The decision of the European Central Bank (ECB) to proceed with plans to introduce a central bank digital currency (CBDC) – the digital euro – has been praised as ‘a reassuring step’.
The preparation phase will commence 1 November 2023 and will last two years as the ECB and the Eurosystem map out design elements for the digital euro, as well as establishing a rulebook for it to be widely accessible for all consumers and businesses within the EU.
Jack Fletcher, Head of Government Relations for Digital Currencies at R3, emphasised the importance of the move, specifically with a backdrop of contention around the introduction of CBDCs.
He said: “The European Central Bank’s decision to move into the digital euro’s preparation phase is a reassuring step amidst what has become a rather contentious issue within the bloc.
“Some Europeans may still have lingering concerns around the digital euro, as CBDCs have become conflated with the crypto landscape and subsequent privacy concerns over the potential for a cashless society.
“In the short term, a digital euro is more likely to represent a third form of money alongside physical cash, rather than a replacement. Now, the next few months should focus on fostering collaboration between the ECB, regulators, and technology providers to ensure a robust design process.”
After the two year process is over, the Governing Council of the ECB will deliberate on whether to move to the next stage of its roadmap, which would include plans for potential issuance and the roll-out of the CBDC.
The ECB began its CBDC programme back in October 2021 during its research phase to explore potential design and distribution models for the digital euro.
The preparation phase will look to build on that research by looking into use cases for the digital currency, such as integrating it into payment service providers’ apps or a dedicated digital euro app looking to be developed by the Eurosystem.

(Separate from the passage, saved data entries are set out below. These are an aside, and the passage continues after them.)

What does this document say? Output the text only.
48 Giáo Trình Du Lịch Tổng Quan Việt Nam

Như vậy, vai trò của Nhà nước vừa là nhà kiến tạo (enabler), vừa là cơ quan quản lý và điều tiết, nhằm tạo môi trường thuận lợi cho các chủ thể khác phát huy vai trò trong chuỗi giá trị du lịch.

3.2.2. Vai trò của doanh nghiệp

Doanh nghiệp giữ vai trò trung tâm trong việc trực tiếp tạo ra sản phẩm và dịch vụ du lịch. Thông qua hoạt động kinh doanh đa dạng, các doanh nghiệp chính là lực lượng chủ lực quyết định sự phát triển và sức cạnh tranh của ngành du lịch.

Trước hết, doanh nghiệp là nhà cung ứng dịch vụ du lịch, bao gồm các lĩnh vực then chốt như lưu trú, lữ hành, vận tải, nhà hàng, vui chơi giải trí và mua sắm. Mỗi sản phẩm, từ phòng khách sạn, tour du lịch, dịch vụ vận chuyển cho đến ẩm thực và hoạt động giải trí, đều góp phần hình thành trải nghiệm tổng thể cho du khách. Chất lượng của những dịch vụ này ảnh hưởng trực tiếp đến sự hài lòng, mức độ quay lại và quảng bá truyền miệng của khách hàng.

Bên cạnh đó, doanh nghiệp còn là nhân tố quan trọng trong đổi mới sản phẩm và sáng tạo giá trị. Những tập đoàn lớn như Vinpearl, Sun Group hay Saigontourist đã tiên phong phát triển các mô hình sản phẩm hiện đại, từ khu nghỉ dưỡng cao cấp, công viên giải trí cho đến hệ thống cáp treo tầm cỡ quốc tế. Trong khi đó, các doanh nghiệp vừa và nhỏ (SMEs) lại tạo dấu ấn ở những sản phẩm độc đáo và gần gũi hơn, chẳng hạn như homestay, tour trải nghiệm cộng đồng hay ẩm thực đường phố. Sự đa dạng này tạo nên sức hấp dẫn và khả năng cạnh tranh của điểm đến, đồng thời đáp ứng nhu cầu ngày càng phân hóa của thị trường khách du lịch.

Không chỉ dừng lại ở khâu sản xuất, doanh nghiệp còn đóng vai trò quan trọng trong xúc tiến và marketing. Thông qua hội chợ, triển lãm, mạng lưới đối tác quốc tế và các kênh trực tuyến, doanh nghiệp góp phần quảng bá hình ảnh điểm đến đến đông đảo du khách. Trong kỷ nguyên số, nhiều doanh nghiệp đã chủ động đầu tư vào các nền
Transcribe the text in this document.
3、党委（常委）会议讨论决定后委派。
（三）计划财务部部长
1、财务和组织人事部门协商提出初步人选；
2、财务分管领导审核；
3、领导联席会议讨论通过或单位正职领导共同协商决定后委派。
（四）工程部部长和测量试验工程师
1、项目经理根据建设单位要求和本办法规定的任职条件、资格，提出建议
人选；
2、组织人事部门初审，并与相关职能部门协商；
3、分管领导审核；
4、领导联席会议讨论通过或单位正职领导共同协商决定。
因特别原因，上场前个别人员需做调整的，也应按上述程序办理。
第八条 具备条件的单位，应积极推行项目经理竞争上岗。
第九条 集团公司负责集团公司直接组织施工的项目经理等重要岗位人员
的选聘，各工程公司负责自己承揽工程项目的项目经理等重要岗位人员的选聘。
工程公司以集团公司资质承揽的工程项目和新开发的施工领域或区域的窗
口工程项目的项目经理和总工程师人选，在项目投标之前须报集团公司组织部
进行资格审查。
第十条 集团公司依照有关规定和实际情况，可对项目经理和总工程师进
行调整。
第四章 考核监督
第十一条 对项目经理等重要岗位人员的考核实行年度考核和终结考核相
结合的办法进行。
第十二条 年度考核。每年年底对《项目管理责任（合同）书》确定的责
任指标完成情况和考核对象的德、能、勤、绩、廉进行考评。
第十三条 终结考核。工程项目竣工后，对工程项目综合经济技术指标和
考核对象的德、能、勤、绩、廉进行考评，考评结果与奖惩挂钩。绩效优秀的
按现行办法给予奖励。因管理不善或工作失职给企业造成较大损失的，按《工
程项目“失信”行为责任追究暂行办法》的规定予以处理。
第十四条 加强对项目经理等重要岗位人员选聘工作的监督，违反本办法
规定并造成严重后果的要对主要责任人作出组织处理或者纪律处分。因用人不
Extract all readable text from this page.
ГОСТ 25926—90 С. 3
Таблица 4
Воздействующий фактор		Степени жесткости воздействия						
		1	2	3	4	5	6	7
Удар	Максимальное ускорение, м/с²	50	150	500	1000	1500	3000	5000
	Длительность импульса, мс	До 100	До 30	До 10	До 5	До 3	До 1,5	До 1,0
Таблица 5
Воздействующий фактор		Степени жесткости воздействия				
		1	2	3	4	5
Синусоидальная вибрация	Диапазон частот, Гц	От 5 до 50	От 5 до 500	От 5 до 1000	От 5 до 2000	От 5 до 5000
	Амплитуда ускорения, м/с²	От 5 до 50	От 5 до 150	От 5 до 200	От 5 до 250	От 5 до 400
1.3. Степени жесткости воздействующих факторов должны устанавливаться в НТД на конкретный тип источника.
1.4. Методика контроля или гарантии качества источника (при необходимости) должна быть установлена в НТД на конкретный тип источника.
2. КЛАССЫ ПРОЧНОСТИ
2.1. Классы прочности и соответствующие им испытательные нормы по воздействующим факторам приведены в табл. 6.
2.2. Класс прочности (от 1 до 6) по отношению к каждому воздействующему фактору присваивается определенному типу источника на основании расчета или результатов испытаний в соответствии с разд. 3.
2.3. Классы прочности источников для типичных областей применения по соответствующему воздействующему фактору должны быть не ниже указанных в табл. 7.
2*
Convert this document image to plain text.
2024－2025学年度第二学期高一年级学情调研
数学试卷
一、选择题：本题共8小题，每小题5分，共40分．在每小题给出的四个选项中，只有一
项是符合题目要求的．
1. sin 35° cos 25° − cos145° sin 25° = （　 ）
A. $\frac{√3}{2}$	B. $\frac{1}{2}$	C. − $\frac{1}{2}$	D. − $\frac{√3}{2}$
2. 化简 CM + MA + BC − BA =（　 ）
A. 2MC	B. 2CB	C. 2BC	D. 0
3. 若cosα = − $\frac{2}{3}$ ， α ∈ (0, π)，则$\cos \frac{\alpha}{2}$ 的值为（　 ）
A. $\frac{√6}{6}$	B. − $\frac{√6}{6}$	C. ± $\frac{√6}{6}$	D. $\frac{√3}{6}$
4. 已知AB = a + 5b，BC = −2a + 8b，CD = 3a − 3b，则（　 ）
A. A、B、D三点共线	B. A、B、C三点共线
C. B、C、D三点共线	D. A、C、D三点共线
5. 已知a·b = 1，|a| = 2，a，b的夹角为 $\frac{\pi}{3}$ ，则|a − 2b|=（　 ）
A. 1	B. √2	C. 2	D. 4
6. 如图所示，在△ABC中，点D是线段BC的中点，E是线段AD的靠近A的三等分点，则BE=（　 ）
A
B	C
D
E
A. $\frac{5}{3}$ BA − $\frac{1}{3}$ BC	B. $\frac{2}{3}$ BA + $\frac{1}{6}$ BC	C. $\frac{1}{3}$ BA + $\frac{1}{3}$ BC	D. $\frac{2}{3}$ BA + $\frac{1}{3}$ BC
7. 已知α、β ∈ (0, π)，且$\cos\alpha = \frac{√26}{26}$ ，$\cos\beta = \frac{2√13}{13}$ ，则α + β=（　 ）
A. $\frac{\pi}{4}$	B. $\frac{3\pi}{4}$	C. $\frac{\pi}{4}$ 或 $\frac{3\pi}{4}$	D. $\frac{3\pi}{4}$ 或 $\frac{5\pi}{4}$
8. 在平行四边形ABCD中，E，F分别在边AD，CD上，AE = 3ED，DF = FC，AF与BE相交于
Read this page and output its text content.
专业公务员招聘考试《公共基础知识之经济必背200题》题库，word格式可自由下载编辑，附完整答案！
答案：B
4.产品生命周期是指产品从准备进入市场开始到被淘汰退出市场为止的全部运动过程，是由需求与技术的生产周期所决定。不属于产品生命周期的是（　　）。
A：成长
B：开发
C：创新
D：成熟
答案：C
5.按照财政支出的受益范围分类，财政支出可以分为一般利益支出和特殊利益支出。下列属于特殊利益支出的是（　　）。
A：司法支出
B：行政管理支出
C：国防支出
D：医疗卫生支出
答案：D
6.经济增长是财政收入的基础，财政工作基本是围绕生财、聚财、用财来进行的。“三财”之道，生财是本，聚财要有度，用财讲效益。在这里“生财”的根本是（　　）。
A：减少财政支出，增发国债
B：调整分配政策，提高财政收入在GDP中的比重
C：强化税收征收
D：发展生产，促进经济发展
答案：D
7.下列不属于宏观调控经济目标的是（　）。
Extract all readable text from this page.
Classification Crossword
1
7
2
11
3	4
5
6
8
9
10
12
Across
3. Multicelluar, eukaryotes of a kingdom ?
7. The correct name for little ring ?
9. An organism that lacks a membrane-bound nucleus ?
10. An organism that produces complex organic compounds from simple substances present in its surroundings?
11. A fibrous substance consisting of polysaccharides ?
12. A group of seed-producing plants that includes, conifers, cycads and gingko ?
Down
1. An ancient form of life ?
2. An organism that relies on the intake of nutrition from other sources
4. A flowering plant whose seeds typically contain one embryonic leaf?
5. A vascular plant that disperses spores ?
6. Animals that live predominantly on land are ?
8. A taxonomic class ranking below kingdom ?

An ECB statement read: “The design envisages the digital euro as a digital form of cash that could be used for all digital payments throughout the euro area. It would be widely accessible, free for basic use and available both online and offline.
“It would offer the highest level of privacy and allow users to settle payments instantly in central bank money. It could be used from person-to-person, at the point of sale, in e-commerce and in government transactions. No digital payment instrument offers all these features. The digital euro would fill that gap.”
Fletcher also drew attention to the privacy concerns that have impacted public perception on CBDCs, as he concluded: “The privacy concerns and conflicting ideas around financial freedom won’t go away overnight, but having the right design framework and technology in place can help address these anxieties.”
The ECB maintains that the end of the preparation phase in 2023 does not mean that the issuance of the digital euro is a certainty, as the Governing Council will consider all variables, such as design adjustments, before the next phase can commence.